I am from a suburb of Chicago, and when I started touring colleges I did not take distance into account. I toured colleges far and near, so when I decided on the University of Missouri, I did not think the six hour distance would affect me too much. After all, I had attended a sleepaway summer camp in Michigan all throughout middle school. Although, when I was dropped off in Columbia, Mo.—nearly 400 miles away from home—I had a harder time assimilating than I thought I would. I love my college, and I’m glad I chose it, but there are some things I wish I would have known before I made the decision to commit.
You get to meet new people.
I was one of the only people from my graduating class that attends my university. It’s hard to be far away from what you are familiar with, but this forces you to go out of your comfort zone and meet new people. If I went to a school closer to home with more people from my high school, I know that I would not grow as much as I have so far.

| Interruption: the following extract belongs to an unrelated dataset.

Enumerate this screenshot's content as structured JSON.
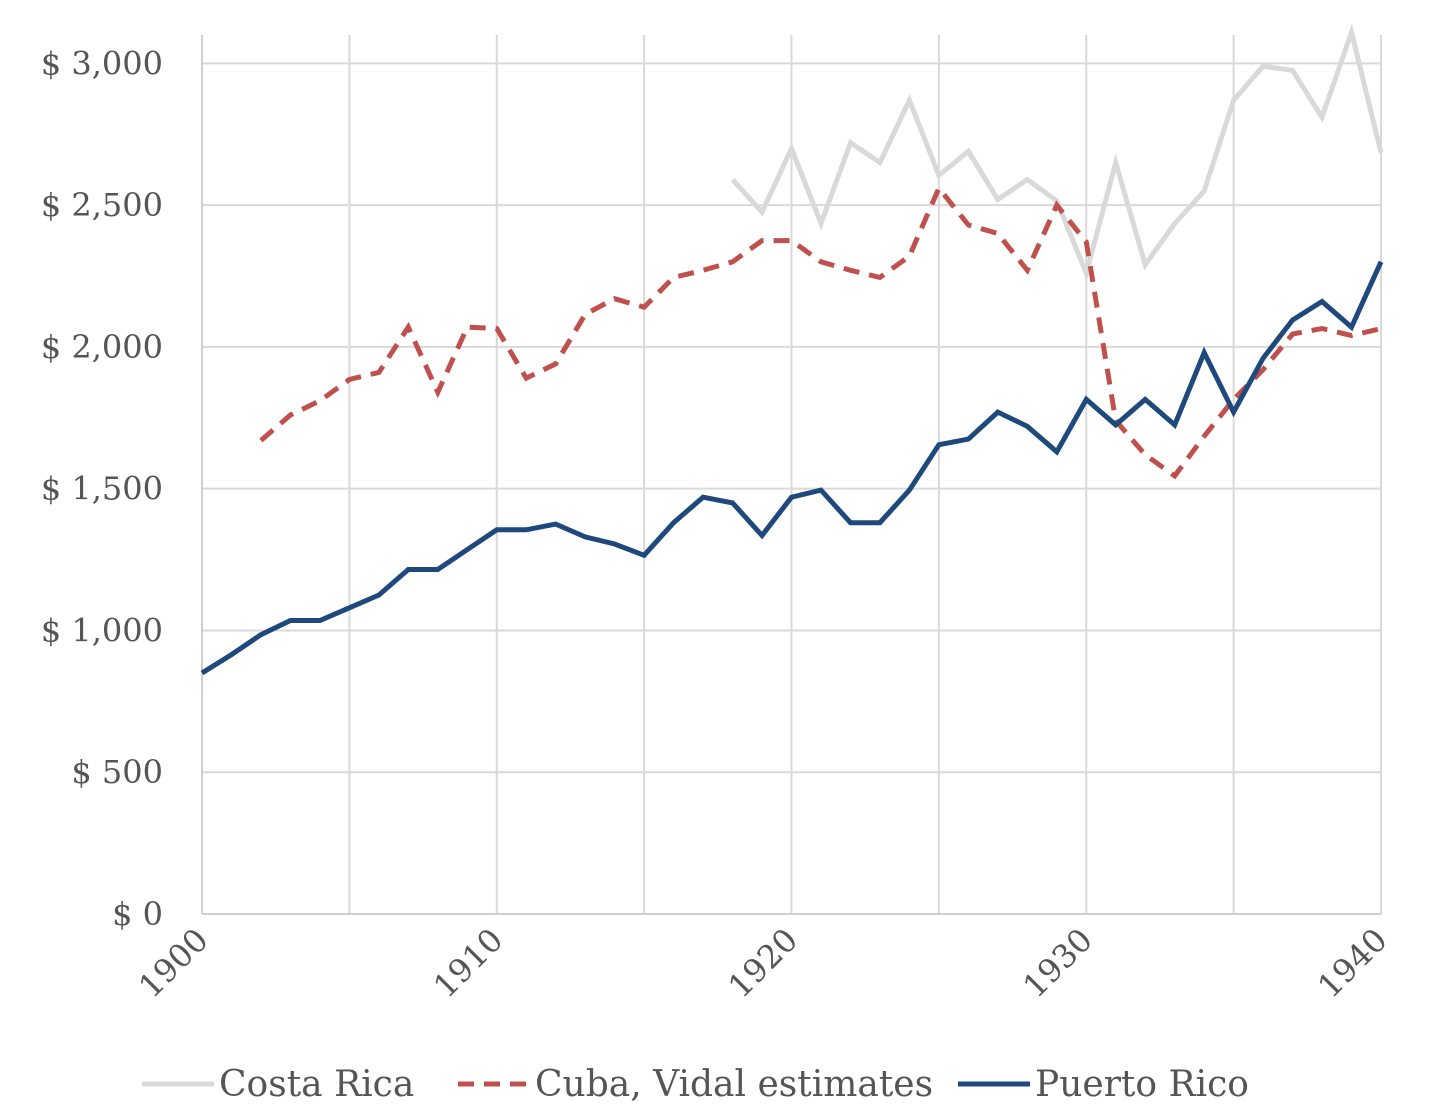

You’re probably at a school that’s good for your major.
When I was choosing colleges, I toured the best schools for my major. If you make the decision to go to a college far away, odds are you’re making a good choice for your academic career. Going to a school that is best for your area of study is much more important than going to a school because of its proximity to your hometown.
You gain valuable life experience.
As much as it would be nice to go to a school near my home, I would not have gained the amount of independence that I have now. At first it is hard being so far away from everything that you have known for the past 18 years, but it forces you to grow up and get used to being an adult.
You can’t go home for the weekends.
Being an out-of-state student makes it easy to get jealous of friends that can easily drive home for the weekend. I am not able to go home before any of my breaks, but it’s not all that bad. It gives me more time to explore my college town and stay with the friends that I have made. On the bright side, the longer distance between going back to your hometown makes seeing your loved ones much more enjoyable when the time does come.
You’ll miss your family and friends.
Homesickness is normal when you are away from home for the first time. However, phone calls and FaceTimes can make the distance feel a little closer. Exchanging letters and care packages with your family and friends at different universities can be a fun activity to stay in touch before your next break.
You don’t have as many scholarship opportunities.
One major downside to being an out-of-state student is that you don’t get in-state tuition. Although this is oftentimes the case, the life experience that you gain from going to a university far away from home outweighs the smaller amount of scholarships.